Protesters also marched in Los Angeles; Miami; St. Paul, Minnesota; Columbia, South Carolina; and Houston, where the police chief talked to peaceful demonstrators, vowing reforms.
“God as my witness, change is coming,” Art Acevedo said. “And we’re going to do it the right way.”
More than 20,000 National Guard members have been called up in 29 states to deal with the violence.
In Philadelphia, a statue of former Mayor Frank Rizzo was removed by the city early Wednesday after repeatedly being targeted by vandals. Rizzo presided over a police force widely accused of racism and brutality in the 1970s.
Floyd died after a white Minneapolis officer pressed his knee against the handcuffed black man’s neck as he cried that he couldn’t breathe. The officer, Derek Chauvin, has been fired and charged with murder. Protesters have demanded that the three other officers on the scene be charged, too.

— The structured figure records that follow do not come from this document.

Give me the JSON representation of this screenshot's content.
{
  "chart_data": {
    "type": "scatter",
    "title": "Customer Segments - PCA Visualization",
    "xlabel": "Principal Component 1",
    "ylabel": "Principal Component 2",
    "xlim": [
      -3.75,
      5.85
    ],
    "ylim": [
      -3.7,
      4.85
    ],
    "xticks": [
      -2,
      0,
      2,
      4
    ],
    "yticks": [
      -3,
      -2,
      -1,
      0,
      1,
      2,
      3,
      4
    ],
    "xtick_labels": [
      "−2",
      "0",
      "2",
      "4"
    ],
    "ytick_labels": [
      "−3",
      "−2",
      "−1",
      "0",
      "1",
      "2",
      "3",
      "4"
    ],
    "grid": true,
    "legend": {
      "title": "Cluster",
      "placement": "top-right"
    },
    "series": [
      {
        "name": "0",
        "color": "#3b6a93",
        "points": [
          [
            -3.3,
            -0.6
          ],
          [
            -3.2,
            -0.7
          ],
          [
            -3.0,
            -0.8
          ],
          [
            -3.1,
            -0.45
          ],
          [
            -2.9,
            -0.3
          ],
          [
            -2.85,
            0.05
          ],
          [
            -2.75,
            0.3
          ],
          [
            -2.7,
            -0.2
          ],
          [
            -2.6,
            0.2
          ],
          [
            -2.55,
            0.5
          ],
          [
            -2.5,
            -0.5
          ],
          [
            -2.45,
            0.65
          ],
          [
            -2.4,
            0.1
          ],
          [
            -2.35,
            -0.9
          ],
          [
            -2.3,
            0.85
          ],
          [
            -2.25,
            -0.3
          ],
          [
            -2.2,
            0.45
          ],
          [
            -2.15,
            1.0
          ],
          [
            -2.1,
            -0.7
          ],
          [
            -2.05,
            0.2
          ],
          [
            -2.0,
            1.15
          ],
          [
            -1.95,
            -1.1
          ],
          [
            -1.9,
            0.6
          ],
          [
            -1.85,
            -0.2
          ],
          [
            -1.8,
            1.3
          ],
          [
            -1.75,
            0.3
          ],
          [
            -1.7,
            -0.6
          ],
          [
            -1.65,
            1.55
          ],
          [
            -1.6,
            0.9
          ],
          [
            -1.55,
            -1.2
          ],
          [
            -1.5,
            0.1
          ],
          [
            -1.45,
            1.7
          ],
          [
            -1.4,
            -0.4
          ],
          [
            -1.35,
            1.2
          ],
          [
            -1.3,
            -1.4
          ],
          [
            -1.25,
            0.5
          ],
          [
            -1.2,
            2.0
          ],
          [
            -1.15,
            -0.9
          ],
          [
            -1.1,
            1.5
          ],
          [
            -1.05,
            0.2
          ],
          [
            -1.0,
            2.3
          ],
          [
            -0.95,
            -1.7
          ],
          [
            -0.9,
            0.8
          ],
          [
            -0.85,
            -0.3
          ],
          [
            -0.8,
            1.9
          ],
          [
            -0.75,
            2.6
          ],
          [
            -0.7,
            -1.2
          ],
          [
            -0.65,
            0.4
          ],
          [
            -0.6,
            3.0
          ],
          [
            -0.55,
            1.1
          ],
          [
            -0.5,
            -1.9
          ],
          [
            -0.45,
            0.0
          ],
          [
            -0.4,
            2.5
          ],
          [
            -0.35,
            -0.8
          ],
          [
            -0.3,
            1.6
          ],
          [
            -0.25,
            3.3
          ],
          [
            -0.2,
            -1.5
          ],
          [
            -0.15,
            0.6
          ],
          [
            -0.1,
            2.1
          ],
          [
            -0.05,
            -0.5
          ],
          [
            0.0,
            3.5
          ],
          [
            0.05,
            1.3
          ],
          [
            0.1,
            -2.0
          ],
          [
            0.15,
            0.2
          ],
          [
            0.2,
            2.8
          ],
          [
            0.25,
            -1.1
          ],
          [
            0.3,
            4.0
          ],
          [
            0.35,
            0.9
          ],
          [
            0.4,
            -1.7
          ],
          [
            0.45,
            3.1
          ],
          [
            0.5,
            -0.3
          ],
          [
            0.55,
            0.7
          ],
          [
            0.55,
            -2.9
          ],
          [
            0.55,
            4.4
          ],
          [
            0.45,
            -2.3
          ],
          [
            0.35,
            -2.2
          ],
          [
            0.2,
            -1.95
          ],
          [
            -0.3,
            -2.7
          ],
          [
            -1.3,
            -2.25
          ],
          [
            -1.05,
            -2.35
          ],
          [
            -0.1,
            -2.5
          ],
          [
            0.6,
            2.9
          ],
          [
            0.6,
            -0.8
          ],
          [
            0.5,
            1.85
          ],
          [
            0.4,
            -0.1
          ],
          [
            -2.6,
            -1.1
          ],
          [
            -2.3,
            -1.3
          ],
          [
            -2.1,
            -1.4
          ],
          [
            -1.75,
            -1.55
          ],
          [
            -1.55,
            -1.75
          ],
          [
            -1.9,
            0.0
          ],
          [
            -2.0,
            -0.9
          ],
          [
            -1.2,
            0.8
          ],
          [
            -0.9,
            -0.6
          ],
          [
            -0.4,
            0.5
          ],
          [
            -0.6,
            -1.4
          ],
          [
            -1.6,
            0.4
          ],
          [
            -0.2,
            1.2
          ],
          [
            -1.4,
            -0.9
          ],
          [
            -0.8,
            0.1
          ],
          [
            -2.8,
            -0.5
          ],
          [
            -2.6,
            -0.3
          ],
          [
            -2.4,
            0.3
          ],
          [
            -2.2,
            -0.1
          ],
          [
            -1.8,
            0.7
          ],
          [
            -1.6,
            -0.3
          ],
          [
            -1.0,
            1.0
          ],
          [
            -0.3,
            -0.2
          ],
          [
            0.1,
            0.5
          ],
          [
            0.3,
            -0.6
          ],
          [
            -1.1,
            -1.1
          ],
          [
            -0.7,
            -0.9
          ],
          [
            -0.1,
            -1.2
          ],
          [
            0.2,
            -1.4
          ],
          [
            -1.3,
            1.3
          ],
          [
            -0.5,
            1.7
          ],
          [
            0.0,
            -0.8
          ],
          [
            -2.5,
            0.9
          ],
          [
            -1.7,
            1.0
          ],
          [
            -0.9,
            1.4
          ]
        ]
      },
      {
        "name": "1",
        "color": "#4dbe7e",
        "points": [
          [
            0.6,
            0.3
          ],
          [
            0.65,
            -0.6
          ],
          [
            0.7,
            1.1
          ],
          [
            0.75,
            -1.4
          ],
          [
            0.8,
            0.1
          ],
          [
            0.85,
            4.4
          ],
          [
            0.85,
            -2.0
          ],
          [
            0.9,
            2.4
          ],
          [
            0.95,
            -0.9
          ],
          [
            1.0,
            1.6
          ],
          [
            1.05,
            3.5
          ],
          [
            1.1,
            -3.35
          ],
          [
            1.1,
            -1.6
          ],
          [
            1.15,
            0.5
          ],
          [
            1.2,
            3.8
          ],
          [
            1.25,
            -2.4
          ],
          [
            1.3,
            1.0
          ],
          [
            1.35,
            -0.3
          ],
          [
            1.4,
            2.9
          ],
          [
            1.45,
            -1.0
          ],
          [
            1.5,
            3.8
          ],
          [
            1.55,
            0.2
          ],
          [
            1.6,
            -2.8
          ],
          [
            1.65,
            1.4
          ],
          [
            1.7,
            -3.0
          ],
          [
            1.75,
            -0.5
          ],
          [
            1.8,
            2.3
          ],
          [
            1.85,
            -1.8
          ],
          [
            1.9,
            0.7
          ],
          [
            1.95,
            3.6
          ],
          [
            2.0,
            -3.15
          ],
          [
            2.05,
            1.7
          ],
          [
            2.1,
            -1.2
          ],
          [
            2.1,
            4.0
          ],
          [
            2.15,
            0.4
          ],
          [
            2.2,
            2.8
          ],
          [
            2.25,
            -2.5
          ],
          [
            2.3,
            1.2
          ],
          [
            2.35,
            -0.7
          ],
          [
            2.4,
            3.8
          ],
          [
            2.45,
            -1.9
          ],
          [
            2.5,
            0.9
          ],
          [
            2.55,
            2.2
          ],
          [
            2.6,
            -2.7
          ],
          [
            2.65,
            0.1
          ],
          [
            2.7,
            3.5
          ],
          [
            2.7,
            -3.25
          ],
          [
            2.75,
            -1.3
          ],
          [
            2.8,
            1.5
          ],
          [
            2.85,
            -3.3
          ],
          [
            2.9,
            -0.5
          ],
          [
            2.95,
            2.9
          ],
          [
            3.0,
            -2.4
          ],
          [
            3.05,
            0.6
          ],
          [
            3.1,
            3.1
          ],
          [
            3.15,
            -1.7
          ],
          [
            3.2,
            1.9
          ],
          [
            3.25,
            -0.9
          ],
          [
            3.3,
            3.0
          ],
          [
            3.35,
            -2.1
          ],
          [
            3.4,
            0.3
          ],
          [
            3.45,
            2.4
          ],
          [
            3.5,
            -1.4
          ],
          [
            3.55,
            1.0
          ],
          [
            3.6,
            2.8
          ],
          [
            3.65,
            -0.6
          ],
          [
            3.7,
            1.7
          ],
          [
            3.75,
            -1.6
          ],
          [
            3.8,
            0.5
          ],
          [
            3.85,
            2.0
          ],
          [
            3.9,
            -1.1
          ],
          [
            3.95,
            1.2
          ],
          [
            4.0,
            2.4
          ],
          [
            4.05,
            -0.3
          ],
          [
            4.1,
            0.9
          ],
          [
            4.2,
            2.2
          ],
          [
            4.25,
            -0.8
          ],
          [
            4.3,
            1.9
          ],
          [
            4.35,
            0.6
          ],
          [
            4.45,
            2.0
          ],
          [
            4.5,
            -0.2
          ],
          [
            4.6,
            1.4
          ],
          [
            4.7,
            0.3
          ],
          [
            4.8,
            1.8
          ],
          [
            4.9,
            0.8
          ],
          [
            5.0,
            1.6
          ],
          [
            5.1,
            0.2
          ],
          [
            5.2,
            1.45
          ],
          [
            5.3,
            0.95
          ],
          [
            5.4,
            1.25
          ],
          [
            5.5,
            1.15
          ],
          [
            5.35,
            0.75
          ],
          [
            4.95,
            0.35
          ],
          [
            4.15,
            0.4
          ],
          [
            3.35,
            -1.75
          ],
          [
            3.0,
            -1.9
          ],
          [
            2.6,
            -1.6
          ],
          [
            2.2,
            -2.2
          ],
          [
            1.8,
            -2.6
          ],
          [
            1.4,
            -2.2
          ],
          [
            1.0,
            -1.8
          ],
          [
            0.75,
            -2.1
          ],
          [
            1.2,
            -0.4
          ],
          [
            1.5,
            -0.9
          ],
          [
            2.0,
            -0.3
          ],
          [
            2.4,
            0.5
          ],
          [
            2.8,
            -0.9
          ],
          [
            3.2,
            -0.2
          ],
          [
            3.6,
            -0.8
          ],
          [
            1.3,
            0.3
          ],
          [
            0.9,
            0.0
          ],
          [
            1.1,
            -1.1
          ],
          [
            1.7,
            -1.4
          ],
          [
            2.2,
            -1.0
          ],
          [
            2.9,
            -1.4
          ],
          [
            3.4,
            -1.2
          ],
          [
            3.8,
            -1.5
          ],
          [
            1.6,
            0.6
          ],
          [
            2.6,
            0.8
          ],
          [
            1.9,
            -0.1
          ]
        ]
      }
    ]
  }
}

The mother of Floyd’s 6-year-old daughter, Gianna, said she wants the world to know that her little girl lost a good father.
“I want everybody to know that this is what those officers took,” Roxie Washington said during a Minneapolis news conference, her daughter at her side. “I want justice for him because he was good. No matter what anybody thinks, he was good.”
Minnesota has opened a civil rights investigation into whether the Minneapolis Police Department has a pattern of discrimination against minorities.
Some protesters framed the burgeoning movement as a necessity after a long list of killings by police.
“It feels like it’s just been an endless cascade of hashtags of black people dying, and it feels like nothing’s really being done by our political leaders to actually enact real change,” said Christine Ohenzuwa, 19, who attended a peaceful protest at the Minnesota Capitol in St. Paul.
“There’s always going to be a breaking point. I think right now, we’re seeing the breaking point around the country.”